Lilly cuts a trio of pipeline assets, including BTK inhibitor, diabetes drug

Eli Lilly
Eli Lilly returned the rights to the BTK inhibitor, being developed for rheumatoid arthritis, back to South Korea’s Hanmi Pharmaceutical. (Eli Lilly)

As it digests its Loxo Oncology acquisition, Eli Lilly is pruning its earlier-stage pipeline. 

The Big Pharma has culled a pair of phase 2 assets—a dual amylin calcitonin receptor agonist (DACRA) for the treatment of diabetes and a BTK inhibitor being investigated in immunology—as well as a urocortin-2 peptide, a treatment for heart failure that had reached phase 1. The Big Pharma revealed (PDF) the cuts in its fourth-quarter earnings presentation. 

Details were thin on the ground, but Lilly looks to have picked up the diabetes program, dubbed DACRA-042, in its acquisition of KeyBioscience in June 2017. At the time, Lilly paid $55 million upfront for the rights to KeyBioscience’s DACRA pipeline, which was in development for Type 2 diabetes and other metabolic conditions.

The deal gave Lilly access to the synthetic peptide DACRA, KBP-042, which was then in phase 2, as well as to a handful of other programs. The 255-patient phase 2 study of KBP-042 completed in July last year. 
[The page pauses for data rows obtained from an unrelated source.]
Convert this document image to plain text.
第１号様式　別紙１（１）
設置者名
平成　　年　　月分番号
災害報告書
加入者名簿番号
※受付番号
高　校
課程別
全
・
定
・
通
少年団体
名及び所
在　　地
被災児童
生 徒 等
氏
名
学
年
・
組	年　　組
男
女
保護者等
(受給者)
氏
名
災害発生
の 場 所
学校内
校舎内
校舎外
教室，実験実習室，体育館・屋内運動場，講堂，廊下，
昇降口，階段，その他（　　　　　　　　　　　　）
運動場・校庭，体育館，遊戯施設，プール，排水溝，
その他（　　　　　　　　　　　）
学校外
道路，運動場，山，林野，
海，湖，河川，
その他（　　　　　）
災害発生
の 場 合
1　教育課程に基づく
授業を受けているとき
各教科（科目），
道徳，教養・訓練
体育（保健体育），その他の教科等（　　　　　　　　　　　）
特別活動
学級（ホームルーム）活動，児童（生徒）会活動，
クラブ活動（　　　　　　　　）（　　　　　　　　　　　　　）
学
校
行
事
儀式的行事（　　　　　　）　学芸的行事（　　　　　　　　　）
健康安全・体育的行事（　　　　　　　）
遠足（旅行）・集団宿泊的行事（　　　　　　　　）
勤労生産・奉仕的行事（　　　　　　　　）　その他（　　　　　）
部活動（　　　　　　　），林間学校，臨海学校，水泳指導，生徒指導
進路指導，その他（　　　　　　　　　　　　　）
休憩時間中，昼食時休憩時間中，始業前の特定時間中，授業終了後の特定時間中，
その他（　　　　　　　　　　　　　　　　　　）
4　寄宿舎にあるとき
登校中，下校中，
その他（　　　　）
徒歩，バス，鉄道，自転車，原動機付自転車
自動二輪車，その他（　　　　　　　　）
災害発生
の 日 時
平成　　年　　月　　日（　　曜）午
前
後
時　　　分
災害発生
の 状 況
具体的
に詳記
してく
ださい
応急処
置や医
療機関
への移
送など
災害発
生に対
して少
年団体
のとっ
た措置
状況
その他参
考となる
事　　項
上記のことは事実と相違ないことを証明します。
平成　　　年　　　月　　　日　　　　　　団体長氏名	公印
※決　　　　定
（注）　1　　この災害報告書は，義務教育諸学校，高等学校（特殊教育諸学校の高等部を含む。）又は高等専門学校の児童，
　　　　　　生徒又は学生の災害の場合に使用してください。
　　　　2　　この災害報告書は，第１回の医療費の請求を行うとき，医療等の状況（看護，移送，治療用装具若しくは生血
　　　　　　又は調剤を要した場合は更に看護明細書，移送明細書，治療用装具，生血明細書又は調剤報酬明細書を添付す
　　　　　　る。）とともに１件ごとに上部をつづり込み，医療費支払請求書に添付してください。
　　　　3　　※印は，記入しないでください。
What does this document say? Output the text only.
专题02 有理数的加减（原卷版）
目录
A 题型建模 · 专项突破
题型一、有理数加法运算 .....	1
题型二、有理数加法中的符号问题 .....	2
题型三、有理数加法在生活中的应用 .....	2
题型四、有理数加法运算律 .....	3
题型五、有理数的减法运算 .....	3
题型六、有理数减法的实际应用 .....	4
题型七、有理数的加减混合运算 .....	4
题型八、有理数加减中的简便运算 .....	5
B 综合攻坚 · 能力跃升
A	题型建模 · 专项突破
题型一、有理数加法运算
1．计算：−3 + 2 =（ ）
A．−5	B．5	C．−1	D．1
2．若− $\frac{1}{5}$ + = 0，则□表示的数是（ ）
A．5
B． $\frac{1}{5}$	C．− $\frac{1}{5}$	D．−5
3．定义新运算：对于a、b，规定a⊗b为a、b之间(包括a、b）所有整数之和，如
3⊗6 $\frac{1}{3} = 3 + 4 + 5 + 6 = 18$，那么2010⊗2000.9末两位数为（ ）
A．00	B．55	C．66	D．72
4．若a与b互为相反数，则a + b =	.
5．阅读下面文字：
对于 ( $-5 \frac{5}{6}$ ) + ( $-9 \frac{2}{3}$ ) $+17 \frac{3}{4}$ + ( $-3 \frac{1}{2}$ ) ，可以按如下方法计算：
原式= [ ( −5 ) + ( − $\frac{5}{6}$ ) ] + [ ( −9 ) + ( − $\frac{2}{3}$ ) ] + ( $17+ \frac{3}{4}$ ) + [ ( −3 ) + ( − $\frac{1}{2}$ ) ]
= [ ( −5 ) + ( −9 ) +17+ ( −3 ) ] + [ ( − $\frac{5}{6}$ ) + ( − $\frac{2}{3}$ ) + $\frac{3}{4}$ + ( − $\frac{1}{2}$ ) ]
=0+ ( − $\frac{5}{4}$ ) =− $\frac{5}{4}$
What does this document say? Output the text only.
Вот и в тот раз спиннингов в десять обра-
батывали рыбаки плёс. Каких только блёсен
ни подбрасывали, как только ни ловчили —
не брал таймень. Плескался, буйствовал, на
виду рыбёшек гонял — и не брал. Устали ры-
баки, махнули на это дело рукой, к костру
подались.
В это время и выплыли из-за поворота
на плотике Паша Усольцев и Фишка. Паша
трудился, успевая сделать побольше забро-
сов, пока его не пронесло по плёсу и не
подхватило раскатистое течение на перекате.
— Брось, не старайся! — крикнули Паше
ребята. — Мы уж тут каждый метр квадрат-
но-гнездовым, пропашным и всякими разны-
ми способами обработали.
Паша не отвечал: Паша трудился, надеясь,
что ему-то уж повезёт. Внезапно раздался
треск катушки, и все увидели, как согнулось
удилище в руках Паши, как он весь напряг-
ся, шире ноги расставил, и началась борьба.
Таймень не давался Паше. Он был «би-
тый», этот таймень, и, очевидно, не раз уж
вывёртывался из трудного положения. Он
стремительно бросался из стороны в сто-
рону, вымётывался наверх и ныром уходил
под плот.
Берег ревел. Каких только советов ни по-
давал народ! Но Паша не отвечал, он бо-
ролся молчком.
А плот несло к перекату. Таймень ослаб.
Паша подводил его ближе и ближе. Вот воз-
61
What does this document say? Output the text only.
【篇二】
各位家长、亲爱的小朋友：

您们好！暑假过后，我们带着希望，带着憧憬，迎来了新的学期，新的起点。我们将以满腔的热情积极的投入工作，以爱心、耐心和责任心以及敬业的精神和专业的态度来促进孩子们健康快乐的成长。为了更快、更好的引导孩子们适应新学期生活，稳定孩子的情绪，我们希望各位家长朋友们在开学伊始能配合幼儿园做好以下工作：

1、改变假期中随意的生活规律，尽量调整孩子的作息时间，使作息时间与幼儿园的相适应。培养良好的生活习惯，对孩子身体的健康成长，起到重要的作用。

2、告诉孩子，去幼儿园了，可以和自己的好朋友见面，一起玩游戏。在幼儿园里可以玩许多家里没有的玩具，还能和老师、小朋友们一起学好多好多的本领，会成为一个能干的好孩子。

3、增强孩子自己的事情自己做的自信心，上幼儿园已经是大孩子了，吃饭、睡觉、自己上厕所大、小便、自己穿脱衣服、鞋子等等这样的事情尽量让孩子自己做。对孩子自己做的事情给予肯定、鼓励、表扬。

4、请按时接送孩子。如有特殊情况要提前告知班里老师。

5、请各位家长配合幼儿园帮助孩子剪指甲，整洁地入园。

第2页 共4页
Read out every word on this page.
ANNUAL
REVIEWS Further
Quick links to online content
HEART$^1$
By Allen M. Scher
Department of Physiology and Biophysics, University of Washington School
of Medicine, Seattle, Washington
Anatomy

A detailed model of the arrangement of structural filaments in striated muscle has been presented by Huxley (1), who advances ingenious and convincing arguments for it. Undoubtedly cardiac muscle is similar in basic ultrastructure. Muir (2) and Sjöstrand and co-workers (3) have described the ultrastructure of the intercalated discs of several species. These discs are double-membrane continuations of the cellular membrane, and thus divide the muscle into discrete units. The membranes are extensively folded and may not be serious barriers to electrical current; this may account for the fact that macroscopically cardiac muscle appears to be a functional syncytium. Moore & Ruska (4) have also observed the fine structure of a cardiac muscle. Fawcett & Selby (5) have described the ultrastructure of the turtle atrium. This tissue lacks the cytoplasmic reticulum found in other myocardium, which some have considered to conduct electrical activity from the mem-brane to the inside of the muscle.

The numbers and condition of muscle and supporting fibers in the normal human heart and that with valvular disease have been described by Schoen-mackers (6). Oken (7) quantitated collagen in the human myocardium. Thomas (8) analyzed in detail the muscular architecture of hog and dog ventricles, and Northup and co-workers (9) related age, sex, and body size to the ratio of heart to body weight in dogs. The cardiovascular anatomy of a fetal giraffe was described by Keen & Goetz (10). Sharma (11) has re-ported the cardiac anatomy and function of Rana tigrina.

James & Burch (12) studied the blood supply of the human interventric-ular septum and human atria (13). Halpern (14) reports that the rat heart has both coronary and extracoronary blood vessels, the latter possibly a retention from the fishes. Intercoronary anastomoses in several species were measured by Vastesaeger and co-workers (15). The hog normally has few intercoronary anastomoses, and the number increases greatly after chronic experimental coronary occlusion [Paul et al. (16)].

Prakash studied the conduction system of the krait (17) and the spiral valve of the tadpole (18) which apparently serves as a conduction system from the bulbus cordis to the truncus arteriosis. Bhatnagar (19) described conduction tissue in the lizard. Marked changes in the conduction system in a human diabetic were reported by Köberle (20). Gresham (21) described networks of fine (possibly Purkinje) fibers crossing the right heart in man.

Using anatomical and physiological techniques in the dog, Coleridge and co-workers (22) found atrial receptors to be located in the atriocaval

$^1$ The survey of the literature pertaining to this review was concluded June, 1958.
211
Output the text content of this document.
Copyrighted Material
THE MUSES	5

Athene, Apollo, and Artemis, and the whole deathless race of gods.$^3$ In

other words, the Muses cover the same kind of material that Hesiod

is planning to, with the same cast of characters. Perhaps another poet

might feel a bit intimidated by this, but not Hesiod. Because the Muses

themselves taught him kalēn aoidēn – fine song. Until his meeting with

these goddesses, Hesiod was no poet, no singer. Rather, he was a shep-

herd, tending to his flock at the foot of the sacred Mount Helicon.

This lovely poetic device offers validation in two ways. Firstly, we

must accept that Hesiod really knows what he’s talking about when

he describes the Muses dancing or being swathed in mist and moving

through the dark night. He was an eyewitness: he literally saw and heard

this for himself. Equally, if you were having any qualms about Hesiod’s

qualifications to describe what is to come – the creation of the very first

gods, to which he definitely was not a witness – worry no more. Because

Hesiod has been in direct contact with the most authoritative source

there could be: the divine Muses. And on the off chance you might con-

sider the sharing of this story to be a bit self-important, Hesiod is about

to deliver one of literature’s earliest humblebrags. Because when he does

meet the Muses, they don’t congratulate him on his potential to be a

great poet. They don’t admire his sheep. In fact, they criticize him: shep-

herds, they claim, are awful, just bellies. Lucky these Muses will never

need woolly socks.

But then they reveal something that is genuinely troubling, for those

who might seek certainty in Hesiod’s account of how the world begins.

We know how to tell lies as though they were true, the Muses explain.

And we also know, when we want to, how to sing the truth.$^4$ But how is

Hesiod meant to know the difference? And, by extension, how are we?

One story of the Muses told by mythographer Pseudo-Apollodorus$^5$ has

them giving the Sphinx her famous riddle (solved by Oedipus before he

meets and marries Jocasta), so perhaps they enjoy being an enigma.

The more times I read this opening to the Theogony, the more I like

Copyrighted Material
As for the BTK inhibitor, Lilly returned the rights to the rheumatoid arthritis drug back to South Korea’s Hanmi Pharmaceutical, reported Korean news outlet Yonhap News Agency in January. The Big Pharma had forked over $50 million upfront to license the drug back in 2015, but with milestones and royalties, the deal had the potential to reach $690 million. 

"This month, Lilly has decided to hand back rights to the drug back to us, and we are going to receive all trial data and related ones after the licensing-out deal within 90 days," Hanmi said in a regulatory filing, Yonhap reported. 

The latest cuts follow the removal of seven clinical-stage assets during the third quarter, including a BACE inhibitor for Alzheimer’s. The decision came after after the termination of two phase 3 studies evaluating a different BACE inhibitor, lanabecestat.